Bringing a new level of sophistication and scalability to its cloud computing services, Amazon (AMZN) said it will offer a relational database and increased memory options to its popular Elastic Compute Cloud (EC2) service. The Web retailer also plans to cut prices on the per-hour fees it charges for its cloud services.
Coming a few weeks before Microsoft (MSFT) releases its new Azure cloud computing service, Amazon’s moves put the two tech giants on a collision course in the cloud. They also allow businesses to offload complicated database management tasks in the same way that many are offloading telephony and communications management to cloud providers.
The Amazon Relational Database Service (RDS) “is a Web service that makes it easy to set up, operate, and scale a relational database in the cloud,” wrote Amazon CTO Werner Vogel on his blog, “All Things Distributed.” “Amazon RDS handles all the ‘muck’ of relational database management freeing up its users to focus on their applications and business.”
Relational databases use easily understood attributes and characteristics to organize items within a data set. For instance, a database of sales calls can be grouped by the date of each call, the type of customer, the value of the sale, and so on. While they are highly useful to many types of businesses, these sophisticated systems are difficult to scale up and require IT expertise that many companies lack.
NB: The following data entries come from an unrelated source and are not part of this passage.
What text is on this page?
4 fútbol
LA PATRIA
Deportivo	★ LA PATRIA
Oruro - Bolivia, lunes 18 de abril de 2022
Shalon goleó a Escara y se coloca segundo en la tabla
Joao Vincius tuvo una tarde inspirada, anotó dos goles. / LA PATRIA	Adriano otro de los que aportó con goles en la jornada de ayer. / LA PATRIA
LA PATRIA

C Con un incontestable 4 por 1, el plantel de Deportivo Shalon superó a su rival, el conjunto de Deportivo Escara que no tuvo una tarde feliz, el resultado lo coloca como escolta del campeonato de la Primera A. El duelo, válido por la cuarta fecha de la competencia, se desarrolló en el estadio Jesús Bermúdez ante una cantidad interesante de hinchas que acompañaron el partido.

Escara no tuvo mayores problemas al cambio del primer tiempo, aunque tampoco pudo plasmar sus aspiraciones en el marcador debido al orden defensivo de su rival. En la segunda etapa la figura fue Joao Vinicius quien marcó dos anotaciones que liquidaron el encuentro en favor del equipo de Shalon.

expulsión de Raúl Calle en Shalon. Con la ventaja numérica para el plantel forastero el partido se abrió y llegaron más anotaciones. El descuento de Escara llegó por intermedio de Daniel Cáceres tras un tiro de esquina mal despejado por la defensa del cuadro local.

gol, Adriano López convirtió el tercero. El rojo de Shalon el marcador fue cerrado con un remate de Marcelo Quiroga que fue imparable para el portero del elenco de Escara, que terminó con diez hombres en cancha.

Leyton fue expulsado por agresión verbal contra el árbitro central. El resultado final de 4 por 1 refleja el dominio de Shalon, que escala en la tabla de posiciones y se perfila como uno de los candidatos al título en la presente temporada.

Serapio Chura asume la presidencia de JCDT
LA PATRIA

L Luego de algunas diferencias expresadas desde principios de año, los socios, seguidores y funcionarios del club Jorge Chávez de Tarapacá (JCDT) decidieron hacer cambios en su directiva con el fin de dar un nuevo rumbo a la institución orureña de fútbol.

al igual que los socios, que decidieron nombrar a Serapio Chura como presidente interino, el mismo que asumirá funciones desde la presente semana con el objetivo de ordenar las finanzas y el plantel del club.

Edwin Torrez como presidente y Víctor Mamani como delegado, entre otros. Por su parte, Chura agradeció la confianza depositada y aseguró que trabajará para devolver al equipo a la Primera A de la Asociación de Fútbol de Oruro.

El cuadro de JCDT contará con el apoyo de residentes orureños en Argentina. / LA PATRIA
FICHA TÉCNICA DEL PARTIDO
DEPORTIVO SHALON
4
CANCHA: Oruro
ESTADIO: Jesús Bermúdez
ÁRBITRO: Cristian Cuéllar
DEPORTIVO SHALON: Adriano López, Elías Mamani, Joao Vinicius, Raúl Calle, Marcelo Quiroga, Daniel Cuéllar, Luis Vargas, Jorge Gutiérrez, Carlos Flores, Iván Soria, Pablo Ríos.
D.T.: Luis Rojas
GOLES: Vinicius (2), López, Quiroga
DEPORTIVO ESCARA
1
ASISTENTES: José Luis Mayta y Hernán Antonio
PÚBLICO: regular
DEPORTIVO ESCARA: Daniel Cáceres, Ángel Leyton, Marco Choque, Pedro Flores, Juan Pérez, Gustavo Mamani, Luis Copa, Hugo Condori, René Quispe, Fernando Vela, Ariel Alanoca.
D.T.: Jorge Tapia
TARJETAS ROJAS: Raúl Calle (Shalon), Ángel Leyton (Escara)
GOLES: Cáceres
Available in multiple sizes, Amazon RDS can manage up to 1 terabyte of data. As with all of the company’s cloud offerings, there are no upfront fees and customers pay only for the resources they consume.
At the same time, Amazon is cutting its hourly fees for Linux and Windows servers on EC2. Starting Nov. 1, Linux-based prices will fall to 8.5 cents per hour, from 10 cents an hour, while Windows Server instances will drop from 12.5 cents to 12 cents an hour.